I had been afraid.
I heard jake brakes. I had moments before walked into the house and sat down. My son had helped me cut firewood to fit my wood stove and we moved and stacked what was cut onto the porch. Tired, I had not turned the television or anything else that makes noise on. I had opened the door to allow the cool night air into the room. In the dark of the night, came the sound of jake brakes up on the main road. Consider it odd, but I love that sound. Tonight, it was comforting.
I had feared today and the emotions that come with it every year. Today is the anniversary of my husband’s death. For days I have felt miserable. I have felt abandoned. I have felt so terribly alone. I missed him, I missed hearing his voice, feeling his arms around me, hearing him call me from the other room asking for a cup of coffee. I missed seeing him sitting on the porch or stealing the shopping buggy in Walmart. So many negative, sad, grieving moments. Emotions that are not wrong, emotions that can come out of nowhere at any given moment. But especially today.
Then, I decided to look at in another way. Yes, it is the anniversary of his death…here, but it is the day of his new birth in Heaven. If I were to try and make a comparison, asking would he rather be here, or there, I’m sure I know the answer. It is undeniably, understandably there.
How, can I ever be sad knowing that where he is now, is so much better than here? How can I be sad, when I know he is walking those golden roads with family?
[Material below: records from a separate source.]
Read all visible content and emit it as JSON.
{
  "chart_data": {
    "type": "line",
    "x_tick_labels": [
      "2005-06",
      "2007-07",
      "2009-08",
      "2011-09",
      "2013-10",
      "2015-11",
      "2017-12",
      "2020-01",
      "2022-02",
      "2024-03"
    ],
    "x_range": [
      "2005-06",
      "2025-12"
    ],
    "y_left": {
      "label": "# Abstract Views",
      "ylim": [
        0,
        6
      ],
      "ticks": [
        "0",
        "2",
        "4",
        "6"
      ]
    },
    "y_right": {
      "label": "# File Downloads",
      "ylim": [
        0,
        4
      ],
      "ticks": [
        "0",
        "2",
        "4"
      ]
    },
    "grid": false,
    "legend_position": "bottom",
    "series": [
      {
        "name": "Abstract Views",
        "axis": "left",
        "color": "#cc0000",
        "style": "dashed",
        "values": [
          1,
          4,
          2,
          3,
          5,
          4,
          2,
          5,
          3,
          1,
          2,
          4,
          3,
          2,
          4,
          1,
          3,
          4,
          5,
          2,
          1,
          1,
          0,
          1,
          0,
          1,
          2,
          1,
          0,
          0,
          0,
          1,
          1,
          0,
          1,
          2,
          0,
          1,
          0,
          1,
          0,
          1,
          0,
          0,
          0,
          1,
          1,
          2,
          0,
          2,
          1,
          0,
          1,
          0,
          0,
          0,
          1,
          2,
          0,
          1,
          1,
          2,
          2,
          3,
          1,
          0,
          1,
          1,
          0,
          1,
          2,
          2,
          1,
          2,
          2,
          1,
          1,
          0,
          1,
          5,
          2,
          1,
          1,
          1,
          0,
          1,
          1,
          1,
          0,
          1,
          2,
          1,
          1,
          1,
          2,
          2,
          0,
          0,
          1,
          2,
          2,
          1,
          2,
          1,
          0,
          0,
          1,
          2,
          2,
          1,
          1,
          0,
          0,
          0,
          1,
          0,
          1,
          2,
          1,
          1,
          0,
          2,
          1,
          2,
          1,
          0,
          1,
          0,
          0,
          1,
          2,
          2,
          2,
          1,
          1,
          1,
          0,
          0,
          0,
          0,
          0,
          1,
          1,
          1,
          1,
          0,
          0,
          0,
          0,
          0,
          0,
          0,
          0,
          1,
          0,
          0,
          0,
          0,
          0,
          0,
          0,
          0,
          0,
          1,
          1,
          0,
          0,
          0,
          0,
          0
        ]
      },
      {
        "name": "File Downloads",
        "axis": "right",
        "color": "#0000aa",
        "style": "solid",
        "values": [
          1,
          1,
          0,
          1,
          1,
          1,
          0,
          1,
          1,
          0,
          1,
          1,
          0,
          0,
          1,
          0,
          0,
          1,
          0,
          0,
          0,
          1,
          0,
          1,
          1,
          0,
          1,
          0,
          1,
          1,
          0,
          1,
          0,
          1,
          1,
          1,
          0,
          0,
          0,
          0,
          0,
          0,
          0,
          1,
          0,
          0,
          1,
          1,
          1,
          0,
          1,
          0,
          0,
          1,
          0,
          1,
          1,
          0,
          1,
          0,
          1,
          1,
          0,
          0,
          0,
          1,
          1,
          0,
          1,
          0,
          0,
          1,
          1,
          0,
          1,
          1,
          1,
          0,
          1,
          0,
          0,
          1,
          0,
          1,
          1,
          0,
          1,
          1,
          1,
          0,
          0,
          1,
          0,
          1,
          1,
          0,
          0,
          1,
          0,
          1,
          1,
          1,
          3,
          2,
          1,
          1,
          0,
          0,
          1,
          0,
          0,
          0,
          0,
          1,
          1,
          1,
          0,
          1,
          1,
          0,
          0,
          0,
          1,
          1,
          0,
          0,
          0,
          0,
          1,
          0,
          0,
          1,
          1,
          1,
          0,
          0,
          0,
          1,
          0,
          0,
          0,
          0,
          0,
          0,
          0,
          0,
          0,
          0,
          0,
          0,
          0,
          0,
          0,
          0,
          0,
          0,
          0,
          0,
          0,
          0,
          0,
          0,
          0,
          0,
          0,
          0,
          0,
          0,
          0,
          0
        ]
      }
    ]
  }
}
How can I be sad, when I know he has seen Jesus? Knowing that he has met the apostles, heard the angels, that he is now so much better than he was here?
I have been sad that he is gone, and that is understandable. But its been six years today. I am finally coming to an understanding, or maybe remembering the realization that instead of sadness, I should be rejoicing for him. Happy for him. Knowing that his journey is finished while I still have a way to go. Today, and for days before today, I was afraid of how sad I would be. Instead, I am rejoicing for him. Wishing him a happy welcome to Heaven anniversary. I think, that the jake brakes was not a coincidence. I think he sent a sound he knew means something to me, letting me know, he’s well, he sees us, he’s happy. He also keeps dropping pennies, would be nice if it were twenties, but pennies are nice too. Happy Heavenly anniversary my love. You’re always in my thoughts.
Hugs for you, Rebecca. 🙏🏻❤️
Thank you John.
This is a beautiful and uplifting reminder that our loved ones who have passed on are in a better place. It’s heartwarming to see how the sound of jake brakes brought comfort to the author and how they found a way to rejoice for their loved one’s new journey. Happy Heavenly anniversary to their love.
Thank you for such a thoughtful comment.